5. « ¡Yo soy boricua, pa'que lo tu sepas! » (Je suis portoricain, juste pour que vous le sachiez!) (Rosie Perez et Liz Garbus, 2006)

Le visualiseur de la chanson Weltita détaille l'arrivée de Christopher Columbus à Borikén, la prise de contrôle violente des Espagnols du pays et la bravoure des peuples autochtones qui ont riposté. Cette histoire rarement enseignée est également couverte dans ce documentaire de 2006 co-réalisé par Rosie Perez. Par des témoignages familiaux et experts, et raconté par Jimmy Smits, « ¡Yo Soy Boricua Pa'que lo tu Sepas! » Ranges dans des sujets comme l'histoire de la tribu taino autochtone susmentionnée de Porto Rico et la colonisation espagnole / américaine, à des questions plus décontractées comme: Pourquoi les Porto Riccains sont-ils si fiers? (Disponible sur YouTube)

6. «Reggaeton: le son qui a conquis le monde»

This four-episode docuseries details Reggaeton's beginnings from when it was referred to only as “Underground,” and explains its sonic influences from Africa, Jamaica, Panama, and New York's hip-hop scene to create the hit-making fusion of rap, salsa et reggae. L'utilisation d'un mélange de séquences d'archives et d'interviews avec des contributeurs majeurs au genre, notamment Daddy Yankee, Ivy Queen, Tego Calderon et Bad Bunny lui-même, «Reggaeton: Le son qui a conquis le monde» nous donne des récits de première main de moments qui ont créé cela phénomène mondial. Dans un tel moment, nous voyons des images d'un papa inconnu Yankee se produisant dans un club de béquilles, se remettant toujours d'une blessure par balle à la jambe, avec une énergie infectieuse assortie par la foule. Son succès mondial «Gasolina» ne serait même pas libéré avant une décennie plus tard, une grande partie des images de cette série semble prémonitoire. (Disponible sur Peacock)

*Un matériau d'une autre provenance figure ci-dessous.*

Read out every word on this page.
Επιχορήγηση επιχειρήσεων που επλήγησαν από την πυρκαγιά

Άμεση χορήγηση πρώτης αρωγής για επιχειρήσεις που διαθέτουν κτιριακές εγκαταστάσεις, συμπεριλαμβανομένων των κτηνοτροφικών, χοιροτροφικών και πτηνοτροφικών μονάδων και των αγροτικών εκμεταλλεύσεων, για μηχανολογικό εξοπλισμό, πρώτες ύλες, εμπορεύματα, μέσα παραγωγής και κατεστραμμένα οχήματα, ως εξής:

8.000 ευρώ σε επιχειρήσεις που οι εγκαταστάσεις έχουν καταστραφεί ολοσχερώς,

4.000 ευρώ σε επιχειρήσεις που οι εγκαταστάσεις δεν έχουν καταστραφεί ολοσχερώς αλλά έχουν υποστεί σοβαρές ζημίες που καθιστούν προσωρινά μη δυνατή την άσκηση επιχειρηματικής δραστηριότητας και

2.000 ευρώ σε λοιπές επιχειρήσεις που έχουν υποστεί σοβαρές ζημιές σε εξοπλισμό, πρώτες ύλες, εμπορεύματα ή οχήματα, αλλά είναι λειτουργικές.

7. «Nuevo Rico» (Kristian Mercado, 2021)

« Nuevo Rico » est un court-métrage d'animation sur un duo de Reggaeton frère-sœur qui vole des dieux de Taino pour gagner la célébrité dans le monde de la musique et doit finalement en payer le prix. Le look granuleux et inspiré de vapor-ondes évoque une sensation des années 80 qui contribue à un hommage esthétiquement et sonores dynamique à Reggaeton et Porto Rico. (Disponible pour regarder sur le site officiel)

8. «Melting Snow» (Janah Elise Cox, 2021)

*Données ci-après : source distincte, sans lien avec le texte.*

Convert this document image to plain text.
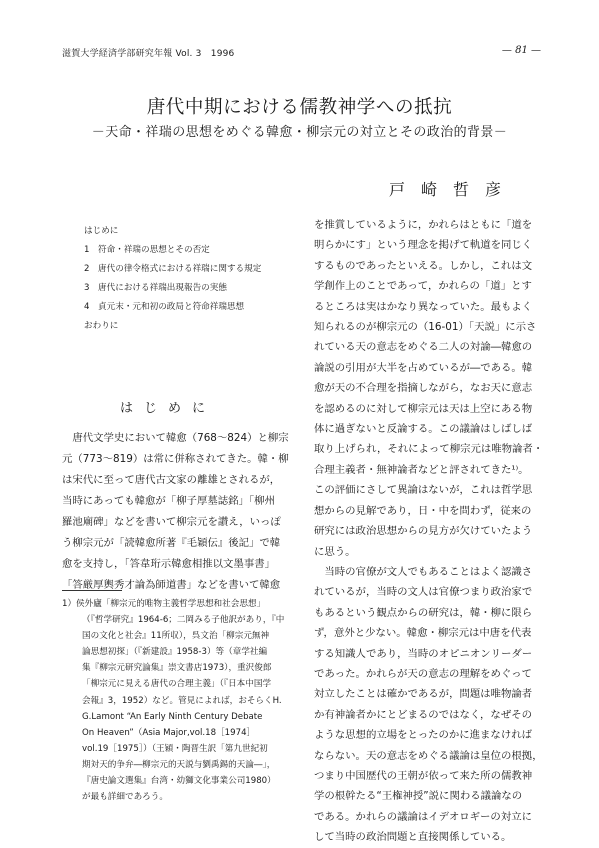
滋賀大学経済学部研究年報 Vol. 3　1996	— 81 —
唐代中期における儒教神学への抵抗
－天命・祥瑞の思想をめぐる韓愈・柳宗元の対立とその政治的背景－
戸崎哲彦
はじめに
1　符命・祥瑞の思想とその否定
2　唐代の律令格式における祥瑞に関する規定
3　唐代における祥瑞出現報告の実態
4　貞元末・元和初の政局と符命祥瑞思想
おわりに
はじめに
　唐代文学史において韓愈（768～824）と柳宗
元（773～819）は常に併称されてきた。韓・柳
は宋代に至って唐代古文家の離雄とされるが，
当時にあっても韓愈が「柳子厚墓誌銘」「柳州
羅池廟碑」などを書いて柳宗元を讃え，いっぽ
う柳宗元が「読韓愈所著『毛穎伝』後記」で韓
愈を支持し，「答韋珩示韓愈相推以文墨事書」
「答厳厚輿秀才論為師道書」などを書いて韓愈
1）侯外廬「柳宗元的唯物主義哲学思想和社会思想」
（『哲学研究』1964-6；二岡みる子他訳があり，『中
国の文化と社会』11所収），呉文治「柳宗元無神
論思想初探」（『新建設』1958-3）等（章学社編
集『柳宗元研究論集』崇文書店1973），重沢俊郎
「柳宗元に見える唐代の合理主義」（『日本中国学
会報』3，1952）など。管見によれば，おそらくH.
G.Lamont “An Early Ninth Century Debate
On Heaven”（Asia Major,vol.18［1974］
vol.19［1975］）（王穎・陶晋生訳「第九世紀初
期対天的争弁―柳宗元的天説与劉禹錫的天論―」，
『唐史論文選集』台湾・幼獅文化事業公司1980）
が最も詳細であろう。
を推賞しているように，かれらはともに「道を
明らかにす」という理念を掲げて軌道を同じく
するものであったといえる。しかし，これは文
学創作上のことであって，かれらの「道」とす
るところは実はかなり異なっていた。最もよく
知られるのが柳宗元の（16-01）「天説」に示さ
れている天の意志をめぐる二人の対論―韓愈の
論説の引用が大半を占めているが―である。韓
愈が天の不合理を指摘しながら，なお天に意志
を認めるのに対して柳宗元は天は上空にある物
体に過ぎないと反論する。この議論はしばしば
取り上げられ，それによって柳宗元は唯物論者・
合理主義者・無神論者などと評されてきた¹⁾。
この評価にさして異論はないが，これは哲学思
想からの見解であり，日・中を問わず，従来の
研究には政治思想からの見方が欠けていたよう
に思う。
　当時の官僚が文人でもあることはよく認識さ
れているが，当時の文人は官僚つまり政治家で
もあるという観点からの研究は，韓・柳に限ら
ず，意外と少ない。韓愈・柳宗元は中唐を代表
する知識人であり，当時のオピニオンリーダー
であった。かれらが天の意志の理解をめぐって
対立したことは確かであるが，問題は唯物論者
か有神論者かにとどまるのではなく，なぜその
ような思想的立場をとったのかに進まなければ
ならない。天の意志をめぐる議論は皇位の根拠，
つまり中国歴代の王朝が依って来た所の儒教神
学の根幹たる“王権神授”説に関わる議論なの
である。かれらの議論はイデオロギーの対立に
して当時の政治問題と直接関係している。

Ce court métrage comprenait des images d'archives de 1952, «Melting Snow» documente lorsque Eastern Airlines s'est associée au maire de San Juan et a transporté deux tonnes de neige du New Hampshire à Porto Rico afin que les habitants «puissent vivre un« Noël blanc »- mais là était un échange injuste dans le fret. Après que la neige ait été déchargée pour que les enfants puissent jouer, ces mêmes avions laissés pleins de Portoricains qui offriraient une main-d'œuvre bon marché pour les effectifs sur le continent américain, qui est l'une des nombreuses scènes juxtaposées profondément troublantes dans ce court métrage de 9 minutes. De la partition étrange et inquiétante à la voix de Pedro Pietri récitant son célèbre poème «Porto Rican Nécrologie», à des images plus récentes enregistrées pendant l'ouragan Maria, «Melting Snow» se traduit par un commentaire visuel puissant sur les effets de l'impérialisme américain sur une culture, Surtout lorsque les actions paternalistes sont formulées comme des «faveurs». (Disponible sur le canal de critère)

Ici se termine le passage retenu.